Tuesday, February 24, 2009
After the blur of a week spent in Chicago for AWP, I am grateful for days like today. I am the only one home except for Johnny & Baby, the dog and cat we are watching for the week. I started my morning with a glass of orange juice by the fireplace (where Johnny decided he'd like to sit too and so only left me with a sliver).
I've been working on a few collages lately. Some on found paper like the one below, others in Photoshop and Illustrator. It's interesting collaging digitally because it frees up the hand even more than "traditional" collage and allows you to play with many possibilities at once. I find I can work longer and more steadily this way, maybe just because I am so used to sitting in front of a computer. However, the choosing of materials and even the source of some images still involves the hand, so it's never a completely automated process, and I wouldn't want it to be.
Writing wise, I almost never compose my poems on the computer screen, and do not type them until further in the revision stage. This is partly out of stubbornness but also because part of what I so enjoy about writing is the physical act; the scratch of the pencil on paper, the thick atmosphere of pauses and thought.
This collage has been sitting in my studio for a few weeks now. If anyone out there has some suggestions for how to resolve it, I would love to hear them. I think something is happening in the top half, but the bottom needs more working.
I will leave you with some pictures of Johnny and Baby and I will get to making.

Monday, February 02, 2009
art/work
In my language encoding lab class, we often performed or read our work, which was a mixture of computer code and poetry (and the lines between the two). Sometimes a performance would consist mostly of a person clicking words on a screen or hunched, typing while we watched on. The act of work became art, and certainly this is even more true when it comes to the place where an artist works. Even missing the actual act, the evidence of creation is compelling.
Memphis artist, Hamlett Dobbins has a website full of interesting paintings and other works, but I am most interested in his studio shots. He seems to update it regularly and we are allowed glimpses of his working life. Books piled on a bench, changing sketchbook pages, the shifting and rearranging of the studio's contents.


(all images from hamlettdobbins.com)
I suppose part of it is thinking that if we can observe someone else's creative process, we might unlike the key to creativity itself. If nothing else, it inspires and causes us to examine our own actions.
An interview with Zachary Schomburg in the Oregon Live. It's always nice to hear a poet talk about his or her work and what inspired it. I really like was ZS says about writing itself:
The poems I write are the poems I most want to read. Ultimately, I'm a slow and inspired and confused reader while I write. It's the best kind of reading I think, writing is.I think part of my difficulty is that I am not always sure which poems I really want to read. So I've been doing more actual reading and less of the reading-writing. Things are slowly surfacing, coming to light. Still, there is a lack of definition in my sight, waiting for things to come into clearer focus. The same is true for my visual art right now, but working in one way often illuminates the other.
For now, it is okay.
Check out dear camera magazine for your reading and visual pleasure (and check back in some weeks to see some of my artwork in the mix).

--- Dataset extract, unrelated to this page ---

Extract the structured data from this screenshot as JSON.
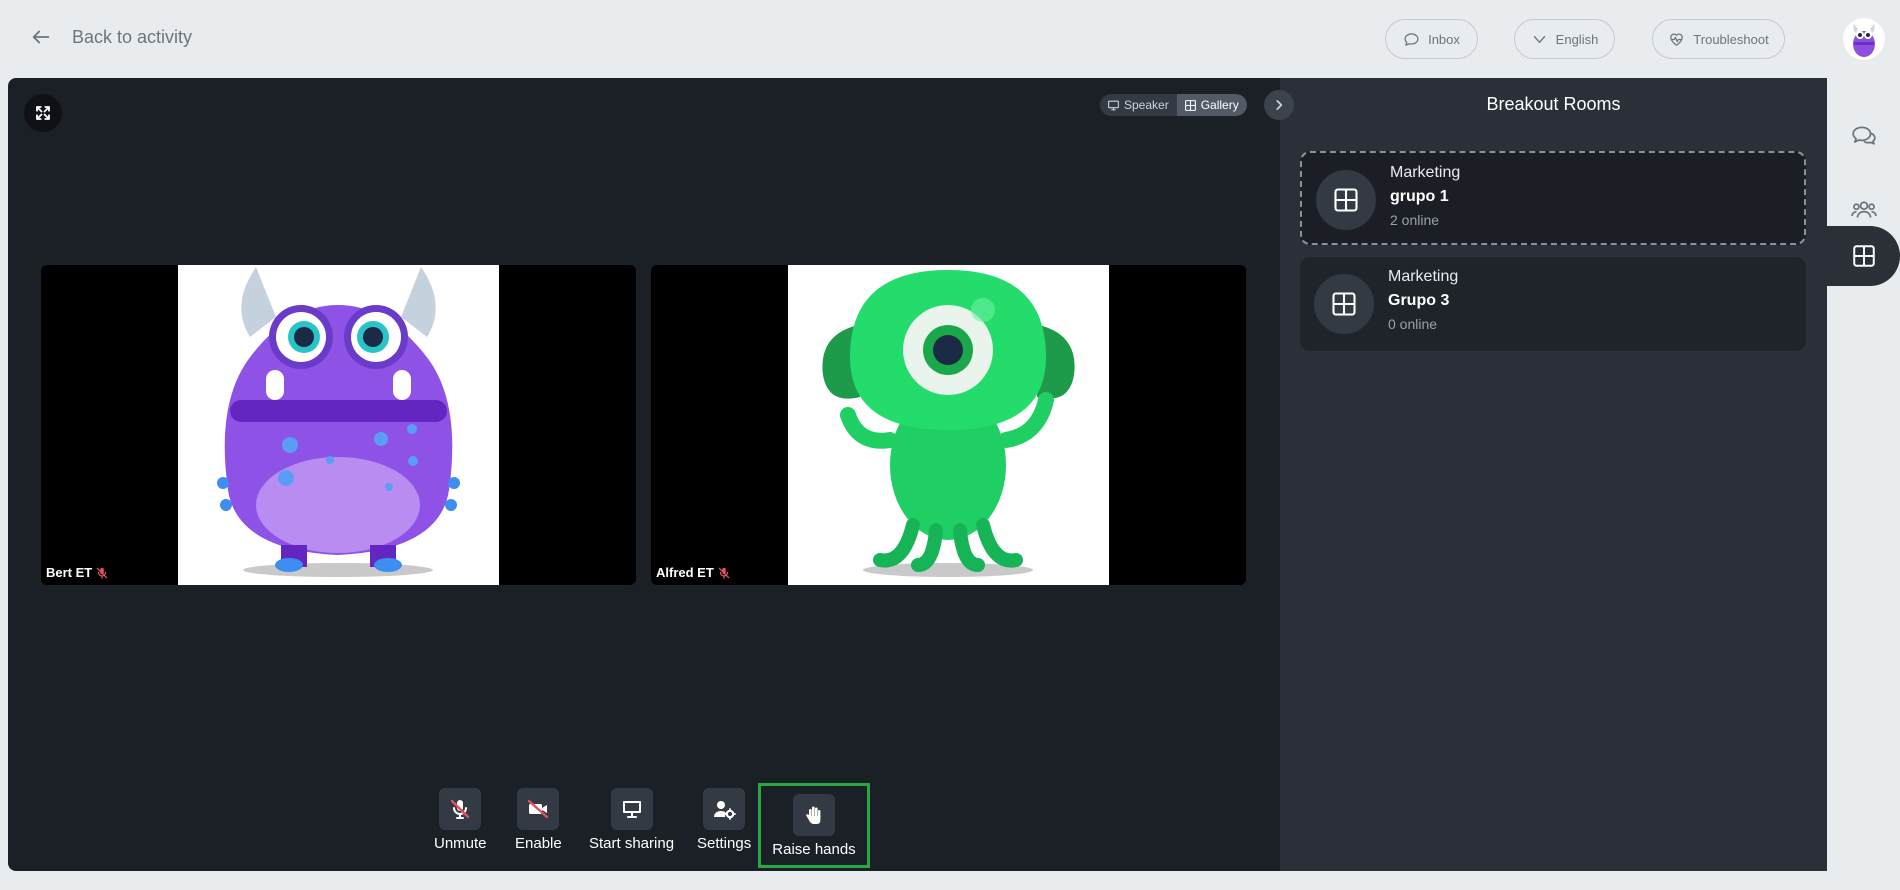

Currently: substitute teaching, wintering, creating. More updates soon.
Tuesday, January 13, 2009
to do lists
goodwill: selected worksAda Limon posted a blog on Harriet today that focuses on the "practicing poet." Though the micro-essay is geared towards poets/writers, I think it can apply to anyone trying to work creatively. You can read it here. It is good to learn about the habits of others as we cultivate our own; another blog Daily Routines chronicles the rituals of famous writers, musicians, and other people of interest.
My greatest goal right now is to maintain a high level of observance. It's very easy for me to get stuck inside myself but it is important to absorb life. My highest levels of creativity come when I am frantically scribbling down thoughts inspired by something I overhear or a conversation I have or by seeing something and taking note.